Objectives: To localize the gene(s) responsible for autosomal dominant hypocalcified amelogenesis imperfecta(AI),we evaluated support for/agsinst linkage of AI to genetic markers spanning five AI candinate genes in a Shandong-Dezhou family. Methods: Blood samples were collected from 21 family members. We selected 9 short-tandom-repeat-polymorphisms(STRPs) spanning five AI candidate genes in the family. We evaluated support for / against linkage of AI to genetic marker using polymerase chain reaction(PCR) and 6% denaturing polyacryamide gels eletroph. Results: The pedigree analysis and the patients' clinical features indicated autosomal-dominant hypocalcified AI. 19 of 21 informative family members participate in the linkage analysis. Genotypes of 9 STRPs were acquired, and none was linked with the responsible gene.

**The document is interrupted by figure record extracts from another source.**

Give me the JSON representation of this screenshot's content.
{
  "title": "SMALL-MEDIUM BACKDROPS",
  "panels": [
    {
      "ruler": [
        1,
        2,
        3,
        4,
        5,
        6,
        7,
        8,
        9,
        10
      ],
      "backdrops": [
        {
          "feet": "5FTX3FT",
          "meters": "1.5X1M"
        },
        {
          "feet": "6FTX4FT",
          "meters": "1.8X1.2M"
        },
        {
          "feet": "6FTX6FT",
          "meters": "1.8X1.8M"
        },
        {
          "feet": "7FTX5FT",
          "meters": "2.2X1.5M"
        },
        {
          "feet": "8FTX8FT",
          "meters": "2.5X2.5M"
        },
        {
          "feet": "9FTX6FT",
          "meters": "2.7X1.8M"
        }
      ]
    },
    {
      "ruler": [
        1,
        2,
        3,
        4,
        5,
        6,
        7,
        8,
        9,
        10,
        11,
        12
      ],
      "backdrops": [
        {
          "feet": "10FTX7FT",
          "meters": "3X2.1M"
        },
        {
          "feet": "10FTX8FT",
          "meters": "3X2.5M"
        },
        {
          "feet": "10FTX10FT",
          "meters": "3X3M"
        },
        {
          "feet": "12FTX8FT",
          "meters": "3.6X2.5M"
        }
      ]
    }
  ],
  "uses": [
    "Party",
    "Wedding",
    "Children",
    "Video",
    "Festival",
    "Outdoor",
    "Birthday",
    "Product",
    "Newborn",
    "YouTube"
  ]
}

Conclusion: In the family our data excluded all the candidate genes regions which were previously proposed as reason for autosomal dominant hypocalcified amelogenesis imperfecta. In additional, the data indicates that genetic heterogeneity among families with autosomal dominant AI and at least some forms of autosomal dominant hypocalcified AI are not caused by a gene in the five proposed candidate genes.